There are meds that claim to be good for 4 different things also, and they call them 4 in 1's. Trouble is that there isn't usually enough of any one med in them to cure anything. Don't believe what the drug companies tell you in order to sell their products.


----------



## Marina B (May 5, 2011)

Does she seem healthy to you? What does her droppings look like? In a healthy bird, the droppings will look like raisins with a white dot. Is she eating well, grooming herself etc? If so, then I won't give any more medication.

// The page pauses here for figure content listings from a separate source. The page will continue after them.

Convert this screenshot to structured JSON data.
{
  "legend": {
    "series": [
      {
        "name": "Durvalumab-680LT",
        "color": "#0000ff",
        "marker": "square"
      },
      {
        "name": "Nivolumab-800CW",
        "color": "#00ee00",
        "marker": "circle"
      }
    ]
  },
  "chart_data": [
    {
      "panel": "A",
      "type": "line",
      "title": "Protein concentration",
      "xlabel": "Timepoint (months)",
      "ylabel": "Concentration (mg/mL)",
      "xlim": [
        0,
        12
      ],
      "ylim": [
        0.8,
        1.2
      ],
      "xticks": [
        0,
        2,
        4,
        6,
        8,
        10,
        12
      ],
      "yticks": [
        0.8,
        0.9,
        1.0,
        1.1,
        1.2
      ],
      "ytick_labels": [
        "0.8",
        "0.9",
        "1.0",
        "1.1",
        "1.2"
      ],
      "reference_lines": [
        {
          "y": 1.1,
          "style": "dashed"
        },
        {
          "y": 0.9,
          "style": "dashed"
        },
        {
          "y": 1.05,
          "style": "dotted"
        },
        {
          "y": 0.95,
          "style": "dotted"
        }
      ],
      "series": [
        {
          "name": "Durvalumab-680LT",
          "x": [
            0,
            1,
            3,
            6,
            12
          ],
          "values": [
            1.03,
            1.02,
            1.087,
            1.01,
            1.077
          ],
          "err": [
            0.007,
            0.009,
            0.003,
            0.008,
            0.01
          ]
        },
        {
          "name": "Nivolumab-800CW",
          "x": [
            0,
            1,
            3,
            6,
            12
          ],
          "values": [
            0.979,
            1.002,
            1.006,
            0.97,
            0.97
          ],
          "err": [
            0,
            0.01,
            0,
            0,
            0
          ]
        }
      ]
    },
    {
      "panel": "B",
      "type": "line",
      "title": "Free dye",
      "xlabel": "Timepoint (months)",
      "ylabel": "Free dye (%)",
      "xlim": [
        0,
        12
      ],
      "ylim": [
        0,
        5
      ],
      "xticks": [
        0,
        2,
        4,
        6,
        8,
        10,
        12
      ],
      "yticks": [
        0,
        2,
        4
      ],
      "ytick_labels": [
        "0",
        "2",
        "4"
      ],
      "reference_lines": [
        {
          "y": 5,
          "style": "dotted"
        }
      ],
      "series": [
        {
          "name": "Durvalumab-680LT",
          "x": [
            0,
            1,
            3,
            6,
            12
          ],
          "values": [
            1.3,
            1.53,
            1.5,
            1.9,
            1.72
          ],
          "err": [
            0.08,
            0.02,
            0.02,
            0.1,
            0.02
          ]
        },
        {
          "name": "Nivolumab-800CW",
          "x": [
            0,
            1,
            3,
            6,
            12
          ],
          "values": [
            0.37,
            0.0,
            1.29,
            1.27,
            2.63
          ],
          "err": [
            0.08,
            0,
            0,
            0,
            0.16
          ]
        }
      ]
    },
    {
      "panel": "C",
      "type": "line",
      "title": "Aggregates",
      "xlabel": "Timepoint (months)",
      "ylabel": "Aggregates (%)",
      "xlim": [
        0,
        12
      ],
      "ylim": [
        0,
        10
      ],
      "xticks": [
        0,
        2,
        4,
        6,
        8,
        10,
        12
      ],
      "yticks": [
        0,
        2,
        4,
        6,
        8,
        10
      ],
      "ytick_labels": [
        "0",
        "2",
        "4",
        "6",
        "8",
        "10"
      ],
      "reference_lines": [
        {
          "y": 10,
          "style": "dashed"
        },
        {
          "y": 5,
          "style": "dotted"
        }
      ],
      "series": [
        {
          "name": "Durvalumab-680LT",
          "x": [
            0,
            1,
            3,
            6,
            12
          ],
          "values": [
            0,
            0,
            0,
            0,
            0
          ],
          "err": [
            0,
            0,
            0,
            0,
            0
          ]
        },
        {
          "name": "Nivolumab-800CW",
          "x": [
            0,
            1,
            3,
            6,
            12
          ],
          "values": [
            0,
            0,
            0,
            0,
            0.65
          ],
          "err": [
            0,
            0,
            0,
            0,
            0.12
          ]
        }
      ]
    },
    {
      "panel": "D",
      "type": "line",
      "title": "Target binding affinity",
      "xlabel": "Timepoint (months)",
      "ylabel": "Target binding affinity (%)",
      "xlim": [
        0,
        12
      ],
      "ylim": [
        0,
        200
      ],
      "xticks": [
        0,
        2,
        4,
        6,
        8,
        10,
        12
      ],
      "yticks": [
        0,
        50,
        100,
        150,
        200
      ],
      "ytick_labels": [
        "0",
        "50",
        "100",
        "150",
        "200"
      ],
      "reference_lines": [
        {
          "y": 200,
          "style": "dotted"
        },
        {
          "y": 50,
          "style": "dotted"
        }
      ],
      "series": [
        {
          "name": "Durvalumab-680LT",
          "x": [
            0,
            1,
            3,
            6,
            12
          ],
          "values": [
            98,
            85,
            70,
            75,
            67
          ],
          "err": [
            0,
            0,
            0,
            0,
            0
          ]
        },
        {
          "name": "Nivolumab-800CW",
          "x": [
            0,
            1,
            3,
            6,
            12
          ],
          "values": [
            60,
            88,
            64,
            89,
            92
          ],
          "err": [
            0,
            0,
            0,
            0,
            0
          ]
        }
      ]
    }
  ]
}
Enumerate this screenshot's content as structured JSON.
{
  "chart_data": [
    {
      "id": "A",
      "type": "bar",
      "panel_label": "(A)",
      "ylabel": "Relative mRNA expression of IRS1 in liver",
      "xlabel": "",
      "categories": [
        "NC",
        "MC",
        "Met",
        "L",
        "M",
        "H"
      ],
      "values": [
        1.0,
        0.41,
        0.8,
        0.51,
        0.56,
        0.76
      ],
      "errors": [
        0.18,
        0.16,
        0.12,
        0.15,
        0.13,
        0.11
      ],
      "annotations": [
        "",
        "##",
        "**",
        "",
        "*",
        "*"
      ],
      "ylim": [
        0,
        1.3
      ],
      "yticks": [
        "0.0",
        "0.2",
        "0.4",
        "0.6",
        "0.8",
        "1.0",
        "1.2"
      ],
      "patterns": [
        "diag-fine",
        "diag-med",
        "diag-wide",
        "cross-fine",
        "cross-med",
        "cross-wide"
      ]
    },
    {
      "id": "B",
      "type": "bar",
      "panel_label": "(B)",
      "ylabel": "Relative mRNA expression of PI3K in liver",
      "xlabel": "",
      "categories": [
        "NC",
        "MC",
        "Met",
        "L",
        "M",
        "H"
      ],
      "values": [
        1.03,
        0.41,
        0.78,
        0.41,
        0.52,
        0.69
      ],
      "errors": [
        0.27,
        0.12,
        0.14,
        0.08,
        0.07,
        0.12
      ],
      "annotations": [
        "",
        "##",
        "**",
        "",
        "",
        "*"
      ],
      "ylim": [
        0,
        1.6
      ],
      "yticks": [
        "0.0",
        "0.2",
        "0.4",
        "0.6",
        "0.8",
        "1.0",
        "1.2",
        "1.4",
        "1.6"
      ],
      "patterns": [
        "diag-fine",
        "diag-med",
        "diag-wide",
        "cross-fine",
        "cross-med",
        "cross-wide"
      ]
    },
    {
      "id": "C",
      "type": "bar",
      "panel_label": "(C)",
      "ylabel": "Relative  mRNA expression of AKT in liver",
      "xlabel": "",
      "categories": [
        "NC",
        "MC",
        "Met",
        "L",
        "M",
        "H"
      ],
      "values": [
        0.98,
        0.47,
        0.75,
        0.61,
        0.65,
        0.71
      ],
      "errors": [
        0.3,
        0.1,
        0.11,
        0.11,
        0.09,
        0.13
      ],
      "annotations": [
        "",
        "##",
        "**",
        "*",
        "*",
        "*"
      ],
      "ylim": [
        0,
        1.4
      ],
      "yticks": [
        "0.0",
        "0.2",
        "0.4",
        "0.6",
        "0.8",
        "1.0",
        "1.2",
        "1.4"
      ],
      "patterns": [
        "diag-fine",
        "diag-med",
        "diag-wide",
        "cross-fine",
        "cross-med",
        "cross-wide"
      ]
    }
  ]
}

The pox will heal by itself, not much you can do about it. If she has canker, she will not eat a lot, sitting fluffed up and have watery droppings. Always scary to give meds to such a tiny dove, only give when absolutely necessary.


----------



## Jay3 (May 4, 2008)

Don't think the bird ever had canker. Did she have the nodule on the beak when the vet saw her? Can you tell us why he thought the bird had canker? Marina is right in that if she isn't sick, don't treat her. But also wouldn't put her with other birds for a while.


----------



## Frodo (Feb 16, 2017)

She had the nodule when I got her but didn't know that it was an illness. After a couple of days I noticed it was growing so I took her to the vet. He looked inside her throat and said it was canker. Like I said, after the medicine, the nodule stopped growing and started breaking down. Her poop was watery at first and she was sitting fluffed a lot. She always ate well, baby cereal (nestum mostly and asked to be fed) until I got her eating seeds. She seems more healthy to me now, but also bigger. Her poop became dryer in the last few days and now look like raisins. She does groom herself and is more alert, not puffing up as much. Also trying to leave the cage in the am so I let her out to fly a bit. Good to know the pox will heal by itself. Thanks


----------



## Marina B (May 5, 2011)

Hope you can find a home for her. Plse keep us updated.


----------